Tamaru rimase di nuovo in silenzio per qualche istante. Poi proseguí:

– Hai mai sentito parlare del test finale a cui erano sottoposti i responsabili degli interrogatori nella polizia segreta di Stalin?

– No, non credo.

– Venivano fatti entrare in una stanza rettangolare, in cui c’era soltanto una piccola sedia di legno. Poi i superiori ordinavano: «Tirate fuori una confessione da quella sedia, e scrivete il verbale. Finché non lo avrete fatto, non uscirete da questa stanza».

– Una storia piuttosto surreale.

– No, niente affatto. È vera dall’inizio alla fine. Stalin ha davvero costruito un sistema cosí paranoico. Nel periodo in cui era al potere ha portato alla morte dieci milioni di persone. Quasi tutti connazionali. Noi viviamo realmente in un mondo come quello. Bisogna che tu te lo imprima molto bene in testa.

– Conosci un bel numero di storie che riscaldano il cuore.

– Non cosí tante, ma le tengo in serbo in caso di necessità. Non avendo ricevuto un’istruzione regolare, sono cresciuto facendo tesoro delle esperienze con cui mi sono confrontato. È proprio come dici tu: dove ci sono speranze, ci sono ostacoli. Ne sono convinto anch’io. Però le speranze sono poche e quasi sempre astratte, mentre gli ostacoli sono moltissimi, e quasi sempre concreti. Anche questa è una lezione che ho imparato sulla mia pelle.

– Ma alla fine gli aspiranti inquisitori che tipo di confessione riuscivano a estorcere alle sedie di legno?

– È una domanda sulla quale vale la pena di riflettere, – rispose Tamaru. – Come se fosse un kōan, un indovinello zen.

– Lo Zen secondo Stalin, – disse Aomame.

Tamaru attese qualche istante, poi riagganciò.
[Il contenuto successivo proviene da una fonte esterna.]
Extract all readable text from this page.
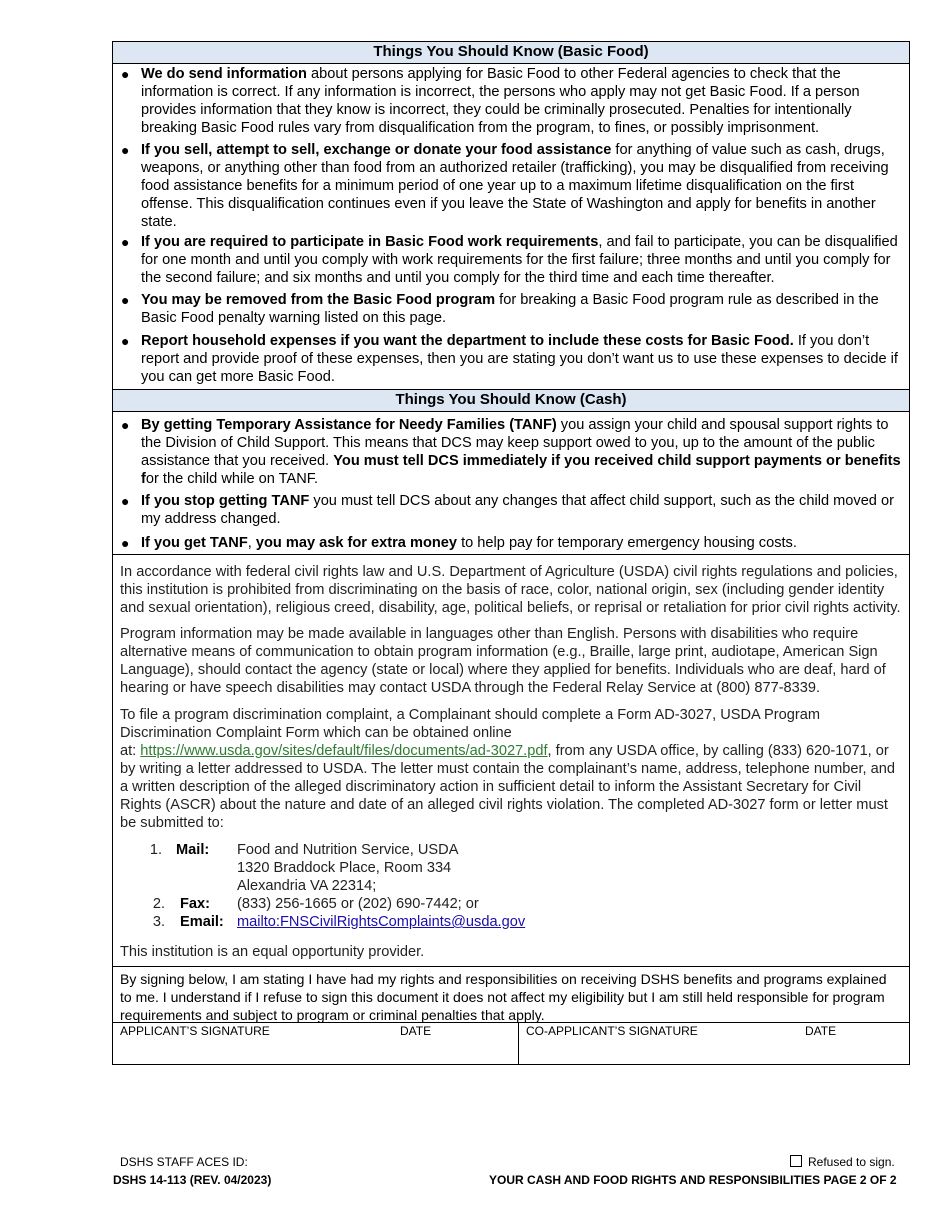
Things You Should Know (Basic Food)
● We do send information about persons applying for Basic Food to other Federal agencies to check that the information is correct. If any information is incorrect, the persons who apply may not get Basic Food. If a person provides information that they know is incorrect, they could be criminally prosecuted. Penalties for intentionally breaking Basic Food rules vary from disqualification from the program, to fines, or possibly imprisonment.
● If you sell, attempt to sell, exchange or donate your food assistance for anything of value such as cash, drugs, weapons, or anything other than food from an authorized retailer (trafficking), you may be disqualified from receiving food assistance benefits for a minimum period of one year up to a maximum lifetime disqualification on the first offense. This disqualification continues even if you leave the State of Washington and apply for benefits in another state.
● If you are required to participate in Basic Food work requirements, and fail to participate, you can be disqualified for one month and until you comply with work requirements for the first failure; three months and until you comply for the second failure; and six months and until you comply for the third time and each time thereafter.
● You may be removed from the Basic Food program for breaking a Basic Food program rule as described in the Basic Food penalty warning listed on this page.
● Report household expenses if you want the department to include these costs for Basic Food. If you don’t report and provide proof of these expenses, then you are stating you don’t want us to use these expenses to decide if you can get more Basic Food.
Things You Should Know (Cash)
● By getting Temporary Assistance for Needy Families (TANF) you assign your child and spousal support rights to the Division of Child Support. This means that DCS may keep support owed to you, up to the amount of the public assistance that you received. You must tell DCS immediately if you received child support payments or benefits for the child while on TANF.
● If you stop getting TANF you must tell DCS about any changes that affect child support, such as the child moved or my address changed.
● If you get TANF, you may ask for extra money to help pay for temporary emergency housing costs.

In accordance with federal civil rights law and U.S. Department of Agriculture (USDA) civil rights regulations and policies, this institution is prohibited from discriminating on the basis of race, color, national origin, sex (including gender identity and sexual orientation), religious creed, disability, age, political beliefs, or reprisal or retaliation for prior civil rights activity.

Program information may be made available in languages other than English. Persons with disabilities who require alternative means of communication to obtain program information (e.g., Braille, large print, audiotape, American Sign Language), should contact the agency (state or local) where they applied for benefits. Individuals who are deaf, hard of hearing or have speech disabilities may contact USDA through the Federal Relay Service at (800) 877-8339.

To file a program discrimination complaint, a Complainant should complete a Form AD-3027, USDA Program Discrimination Complaint Form which can be obtained online
at: https://www.usda.gov/sites/default/files/documents/ad-3027.pdf, from any USDA office, by calling (833) 620-1071, or by writing a letter addressed to USDA. The letter must contain the complainant’s name, address, telephone number, and a written description of the alleged discriminatory action in sufficient detail to inform the Assistant Secretary for Civil Rights (ASCR) about the nature and date of an alleged civil rights violation. The completed AD-3027 form or letter must be submitted to:

1. Mail: Food and Nutrition Service, USDA
1320 Braddock Place, Room 334
Alexandria VA 22314;
2. Fax: (833) 256-1665 or (202) 690-7442; or
3. Email: mailto:FNSCivilRightsComplaints@usda.gov

This institution is an equal opportunity provider.

By signing below, I am stating I have had my rights and responsibilities on receiving DSHS benefits and programs explained to me. I understand if I refuse to sign this document it does not affect my eligibility but I am still held responsible for program requirements and subject to program or criminal penalties that apply.
APPLICANT’S SIGNATURE	DATE	CO-APPLICANT’S SIGNATURE	DATE
DSHS STAFF ACES ID:	Refused to sign.
DSHS 14-113 (REV. 04/2023)	YOUR CASH AND FOOD RIGHTS AND RESPONSIBILITIES PAGE 2 OF 2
Il pomeriggio Aomame si allenò pedalando sulla cyclette e sollevando i pesi sdraiata sulla panca. Finalmente assaporò la dolce fatica che quegli esercizi richiedevano. Poi fece la doccia per lavare via il sudore. Ascoltando la radio in FM preparò qualcosa di semplice da mangiare. Guardò il telegiornale della sera (nessuna notizia catturò il suo interesse). Infine, quando fece buio, uscí sul balcone e si mise a guardare il parco. Con un plaid, il binocolo e la pistola. E la nuova mazza da softball tutta scintillante.
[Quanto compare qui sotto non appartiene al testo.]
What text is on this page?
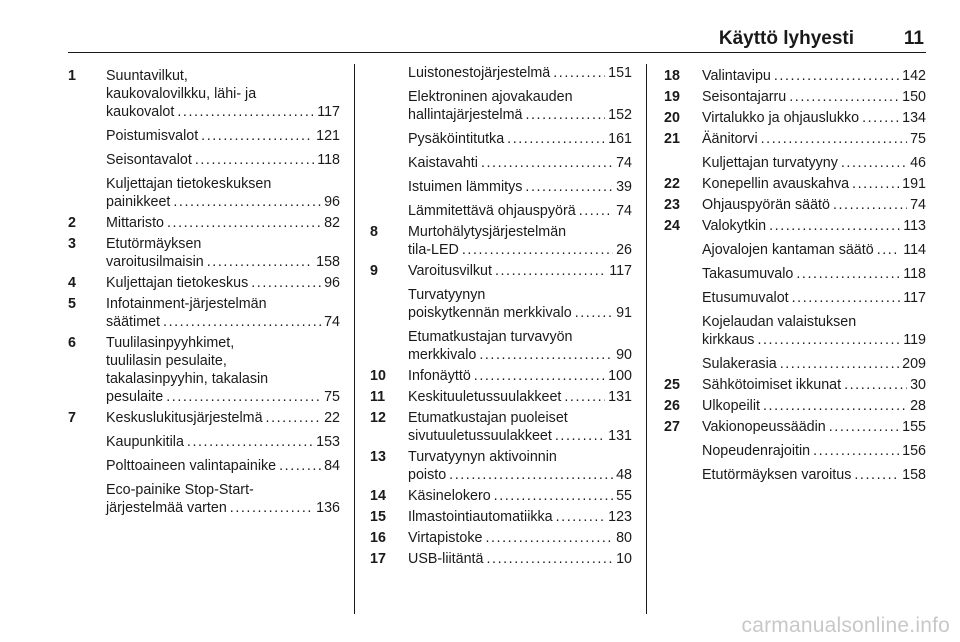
Käyttö lyhyesti	11
1	Suuntavilkut,
kaukovalovilkku, lähi- ja
kaukovalot . . .	117
Poistumisvalot . . .	121
Seisontavalot . . .	118
Kuljettajan tietokeskuksen
painikkeet . . .	96
2	Mittaristo . . .	82
3	Etutörmäyksen
varoitusilmaisin . . .	158
4	Kuljettajan tietokeskus . . .	96
5	Infotainment-järjestelmän
säätimet . . .	74
6	Tuulilasinpyyhkimet,
tuulilasin pesulaite,
takalasinpyyhin, takalasin
pesulaite . . .	75
7	Keskuslukitusjärjestelmä . . .	22
Kaupunkitila . . .	153
Polttoaineen valintapainike . . .	84
Eco-painike Stop-Start-
järjestelmää varten . . .	136
Luistonestojärjestelmä . . .	151
Elektroninen ajovakauden
hallintajärjestelmä . . .	152
Pysäköintitutka . . .	161
Kaistavahti . . .	74
Istuimen lämmitys . . .	39
Lämmitettävä ohjauspyörä . . .	74
8	Murtohälytysjärjestelmän
tila-LED . . .	26
9	Varoitusvilkut . . .	117
Turvatyynyn
poiskytkennän merkkivalo . . .	91
Etumatkustajan turvavyön
merkkivalo . . .	90
10 Infonäyttö . . .	100
11 Keskituuletussuulakkeet . . .	131
12 Etumatkustajan puoleiset
sivutuuletussuulakkeet . . .	131
13 Turvatyynyn aktivoinnin
poisto . . .	48
14 Käsinelokero . . .	55
15 Ilmastointiautomatiikka . . .	123
16 Virtapistoke . . .	80
17 USB-liitäntä . . .	10
18 Valintavipu . . .	142
19 Seisontajarru . . .	150
20 Virtalukko ja ohjauslukko . . .	134
21 Äänitorvi . . .	75
Kuljettajan turvatyyny . . .	46
22 Konepellin avauskahva . . .	191
23 Ohjauspyörän säätö . . .	74
24 Valokytkin . . .	113
Ajovalojen kantaman säätö . . . 114
Takasumuvalo . . .	118
Etusumuvalot . . .	117
Kojelaudan valaistuksen
kirkkaus . . .	119
Sulakerasia . . .	209
25 Sähkötoimiset ikkunat . . .	30
26 Ulkopeilit . . .	28
27 Vakionopeussäädin . . .	155
Nopeudenrajoitin . . .	156
Etutörmäyksen varoitus . . .	158
carmanualsonline.info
«Se Tengo non si farà vedere nel parco prima della fine dell’anno, passerò questo 1Q84 pieno di enigmi nella piú totale monotonia, in un angolo sperduto di Kōenji, – pensò Aomame. – Cucinando, allenandomi, ascoltando i notiziari e leggendo Proust aspetterò che Tengo si faccia vivo. L’attesa è ormai il tema centrale delle mie giornate, il filo sottile al quale è appesa la mia vita. Sono come il povero ragno che ho visto mentre scendevo la scala d’emergenza sulla tangenziale. Quel misero ragno nero tesseva la fragile tela in un punto della sudicia struttura d’acciaio e se ne stava lí, in attesa della preda. Colpita dal vento che passava tra i piloni, la ragnatela era sfilacciata e raccoglieva polvere. Vedendola, mi aveva fatto pena. Adesso mi trovo in una situazione molto simile».
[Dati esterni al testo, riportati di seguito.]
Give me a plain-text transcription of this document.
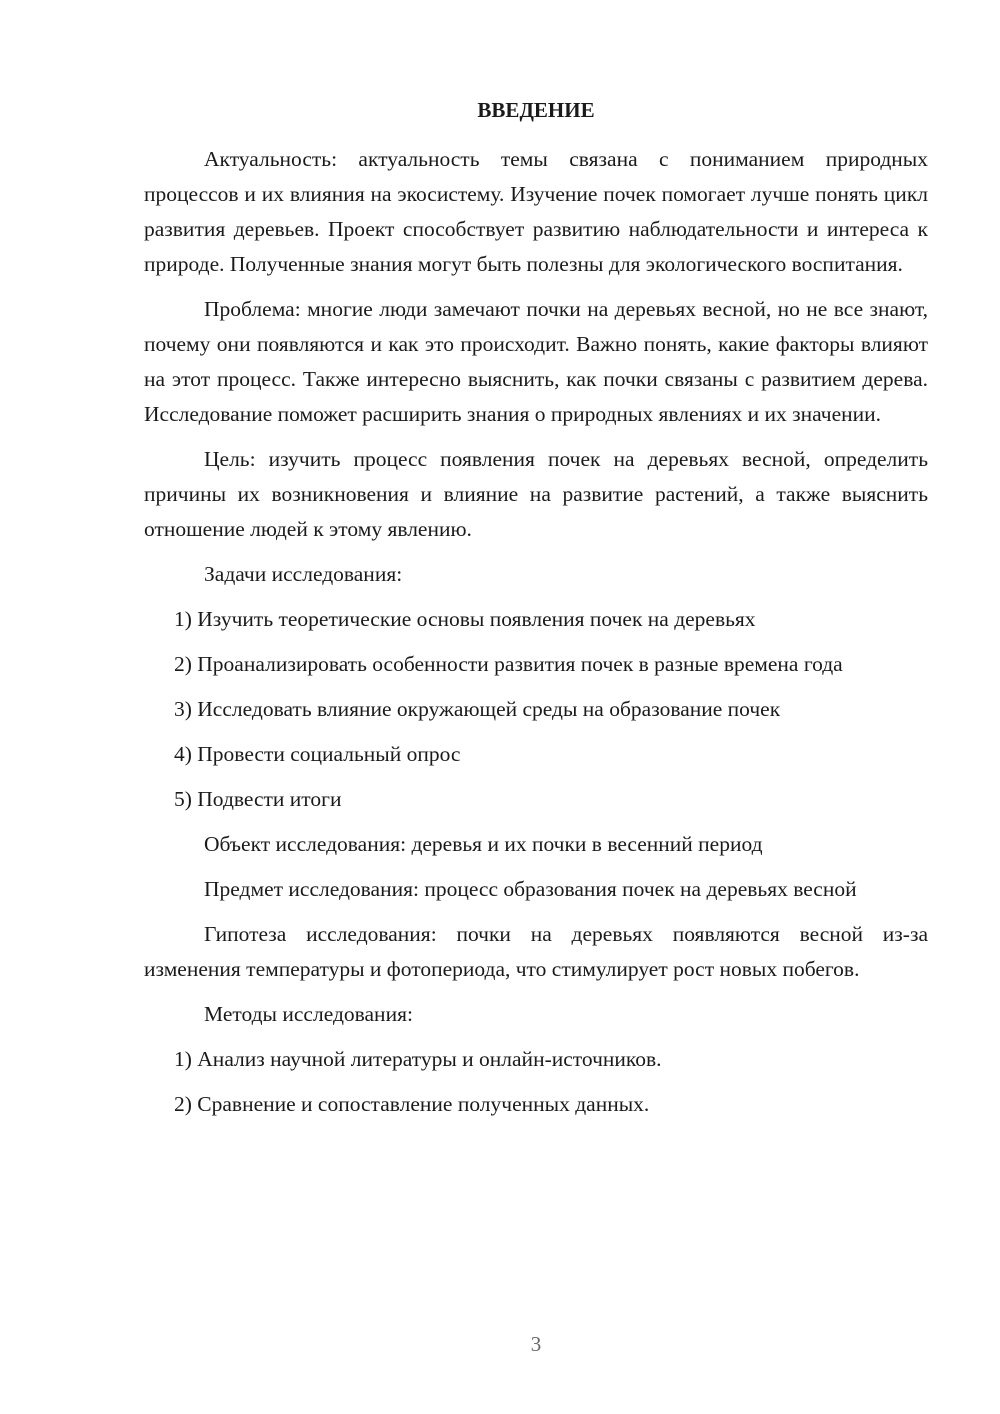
ВВЕДЕНИЕ

Актуальность: актуальность темы связана с пониманием природных процессов и их влияния на экосистему. Изучение почек помогает лучше понять цикл развития деревьев. Проект способствует развитию наблюдательности и интереса к природе. Полученные знания могут быть полезны для экологического воспитания.

Проблема: многие люди замечают почки на деревьях весной, но не все знают, почему они появляются и как это происходит. Важно понять, какие факторы влияют на этот процесс. Также интересно выяснить, как почки связаны с развитием дерева. Исследование поможет расширить знания о природных явлениях и их значении.

Цель: изучить процесс появления почек на деревьях весной, определить причины их возникновения и влияние на развитие растений, а также выяснить отношение людей к этому явлению.

Задачи исследования:

1) Изучить теоретические основы появления почек на деревьях

2) Проанализировать особенности развития почек в разные времена года

3) Исследовать влияние окружающей среды на образование почек

4) Провести социальный опрос

5) Подвести итоги

Объект исследования: деревья и их почки в весенний период

Предмет исследования: процесс образования почек на деревьях весной

Гипотеза исследования: почки на деревьях появляются весной из-за изменения температуры и фотопериода, что стимулирует рост новых побегов.

Методы исследования:

1) Анализ научной литературы и онлайн-источников.

2) Сравнение и сопоставление полученных данных.

3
«Devo procurarmi la cassetta con la Sinfonietta di Janáček. Ne ho bisogno mentre mi alleno. Quella musica mi lega a un luogo che non so definire. Ha il compito di trasmettermi qualcosa. La inserirò nella prossima lista».

Era ottobre, e mancavano meno di tre mesi allo scadere della proroga che le era stata concessa. L’orologio scandiva il tempo senza fermarsi. Lei, sprofondata nella sedia da giardino, continuava a guardare il parco e lo scivolo dalle fessure della protezione di plastica del balcone. Il lampione ai vapori di mercurio illuminava il piccolo parco per bambini di una pallida luce biancastra. Quella scena ricordava ad Aomame i corridoi di un acquario deserto di notte. Pesci invisibili, immaginari, nuotavano silenziosi tra gli alberi, senza dar segno di volersi fermare. Le due lune fluttuavano in cielo, reclamando che Aomame le notasse.

– Tengo, – mormorò Aomame. – Dove sei adesso?